Here is how a responsible system administrator should handle downtimes and replacements of faulty hardware: Give advance notice to all users and make sure to give everybody enough time to prepare for services going offline, if possible. Specify a precise time window which is as convenient as possible for most users. Also, explain the exact technical reasons in words as simple as possible.
How I handled the replacement of XINs’ system hard disk? See that nice blue logo on the top left side?
KERNEL_DATA_INPAGE_ERROR, bugcheck code
0x0000007a. And [it isn’t the first of its kind either], last one was a
KERNEL_STACK_INPAGE_ERROR, clearly disk related given that the disk had logged controller errors as well as unrecoverable dead sectors. And NO, that one wasn’t the first one too. So yeah, I rebooted the [monster], and decided that it’s too much of a pain in the ass to fix it and hoped (=told myself while in denial) that it would just live on happily ever after! Clearly in ignorance of the obvious problem, just so I could walk over to my workstation and continue to watch some Anime and have a few cold ones in peace…
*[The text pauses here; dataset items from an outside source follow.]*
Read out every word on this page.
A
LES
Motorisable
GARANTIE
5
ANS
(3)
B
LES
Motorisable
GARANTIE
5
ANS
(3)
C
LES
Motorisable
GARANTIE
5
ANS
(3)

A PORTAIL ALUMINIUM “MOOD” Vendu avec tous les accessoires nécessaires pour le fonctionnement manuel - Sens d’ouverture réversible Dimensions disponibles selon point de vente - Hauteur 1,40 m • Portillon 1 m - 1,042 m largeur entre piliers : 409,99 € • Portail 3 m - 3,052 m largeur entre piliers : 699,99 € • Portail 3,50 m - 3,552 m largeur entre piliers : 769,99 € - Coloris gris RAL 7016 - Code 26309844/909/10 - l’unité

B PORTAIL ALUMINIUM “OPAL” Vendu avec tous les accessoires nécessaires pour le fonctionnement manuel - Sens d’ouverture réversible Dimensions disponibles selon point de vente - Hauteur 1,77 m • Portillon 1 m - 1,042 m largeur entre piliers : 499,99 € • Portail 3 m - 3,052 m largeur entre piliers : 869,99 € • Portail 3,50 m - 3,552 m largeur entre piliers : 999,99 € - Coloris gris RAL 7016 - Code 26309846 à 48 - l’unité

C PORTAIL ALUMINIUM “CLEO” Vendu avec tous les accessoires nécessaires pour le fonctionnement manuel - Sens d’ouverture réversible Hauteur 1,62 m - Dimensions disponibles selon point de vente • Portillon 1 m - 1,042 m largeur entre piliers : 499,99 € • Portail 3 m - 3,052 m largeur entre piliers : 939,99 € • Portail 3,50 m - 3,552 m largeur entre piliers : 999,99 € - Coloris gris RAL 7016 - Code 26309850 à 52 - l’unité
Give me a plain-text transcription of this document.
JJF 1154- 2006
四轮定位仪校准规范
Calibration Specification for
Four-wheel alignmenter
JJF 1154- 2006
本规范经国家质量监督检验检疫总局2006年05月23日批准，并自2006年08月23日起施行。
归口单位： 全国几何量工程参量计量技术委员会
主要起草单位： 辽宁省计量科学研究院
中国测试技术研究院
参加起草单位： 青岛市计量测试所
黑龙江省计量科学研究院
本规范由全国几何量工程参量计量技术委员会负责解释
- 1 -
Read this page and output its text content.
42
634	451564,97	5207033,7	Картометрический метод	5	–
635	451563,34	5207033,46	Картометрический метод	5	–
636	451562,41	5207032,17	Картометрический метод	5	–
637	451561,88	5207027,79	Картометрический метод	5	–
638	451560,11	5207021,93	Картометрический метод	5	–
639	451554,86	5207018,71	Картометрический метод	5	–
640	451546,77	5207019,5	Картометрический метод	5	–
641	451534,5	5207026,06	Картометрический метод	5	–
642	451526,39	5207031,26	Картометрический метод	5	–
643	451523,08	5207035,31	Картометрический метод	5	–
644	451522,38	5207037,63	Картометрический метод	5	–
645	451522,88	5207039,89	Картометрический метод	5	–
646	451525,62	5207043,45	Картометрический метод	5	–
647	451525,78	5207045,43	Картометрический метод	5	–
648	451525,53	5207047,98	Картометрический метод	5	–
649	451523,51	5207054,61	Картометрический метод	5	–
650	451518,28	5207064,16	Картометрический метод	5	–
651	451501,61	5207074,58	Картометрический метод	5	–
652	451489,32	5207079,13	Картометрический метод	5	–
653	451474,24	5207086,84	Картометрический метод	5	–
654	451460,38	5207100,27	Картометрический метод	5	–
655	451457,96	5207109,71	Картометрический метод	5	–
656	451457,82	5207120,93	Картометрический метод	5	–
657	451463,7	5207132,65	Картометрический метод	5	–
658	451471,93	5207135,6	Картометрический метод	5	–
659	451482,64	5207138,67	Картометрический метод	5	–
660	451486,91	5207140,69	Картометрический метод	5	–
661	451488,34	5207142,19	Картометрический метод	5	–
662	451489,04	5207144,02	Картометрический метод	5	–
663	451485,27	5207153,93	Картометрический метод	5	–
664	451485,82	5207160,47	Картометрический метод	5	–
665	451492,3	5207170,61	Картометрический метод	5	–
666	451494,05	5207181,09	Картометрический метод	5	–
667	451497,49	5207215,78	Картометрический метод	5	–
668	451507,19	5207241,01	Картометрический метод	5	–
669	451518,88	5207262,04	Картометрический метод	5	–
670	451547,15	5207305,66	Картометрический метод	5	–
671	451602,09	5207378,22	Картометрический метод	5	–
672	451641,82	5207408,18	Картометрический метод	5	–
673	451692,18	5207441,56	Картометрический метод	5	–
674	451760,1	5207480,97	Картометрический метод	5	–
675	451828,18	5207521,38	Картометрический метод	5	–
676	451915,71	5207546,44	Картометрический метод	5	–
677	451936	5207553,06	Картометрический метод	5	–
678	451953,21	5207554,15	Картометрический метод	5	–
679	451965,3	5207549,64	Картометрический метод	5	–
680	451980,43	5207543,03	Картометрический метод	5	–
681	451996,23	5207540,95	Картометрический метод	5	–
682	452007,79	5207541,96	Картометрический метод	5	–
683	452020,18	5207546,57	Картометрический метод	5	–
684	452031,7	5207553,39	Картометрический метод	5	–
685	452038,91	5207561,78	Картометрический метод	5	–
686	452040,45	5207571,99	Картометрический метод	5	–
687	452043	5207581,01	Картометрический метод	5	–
So, my apologies for being lazy in a slightly dangerous way this time. Well, it’s not like there aren’t any system backups or anything, but still. In the end, it caused an unannounced and unplanned downtime 3½ hours long. This still shouldn’t hurt XINs’ >=99% yearly availability, but it clearly wasn’t the right way to deal with it either…
Well, it’s fixed now, because this time I got a bit nervous and pissed off as well. Thanks to [Umlüx], the XIN server is now running a factory-new HP/Compaq 15000rpm 68p LVD/SE SCSI drive, essentially a Seagate Cheetah 15k.3. As I am writing this the drive has only 2.9h of power on time accumulated. Pretty nice to find such pristine hardware!
Thanks do however also fly out to [Grindhavoc] and [lommodore] from [Voodooalert], who also kindly provided a few drives, of which some were quite usable. They’re in store now, for when the current HP drive starts behaving badly.
Now, let’s hope it was just the disk and no Controller / cabling problem on top of that, but it looks like this should be it for now. One less thing to worry about as well.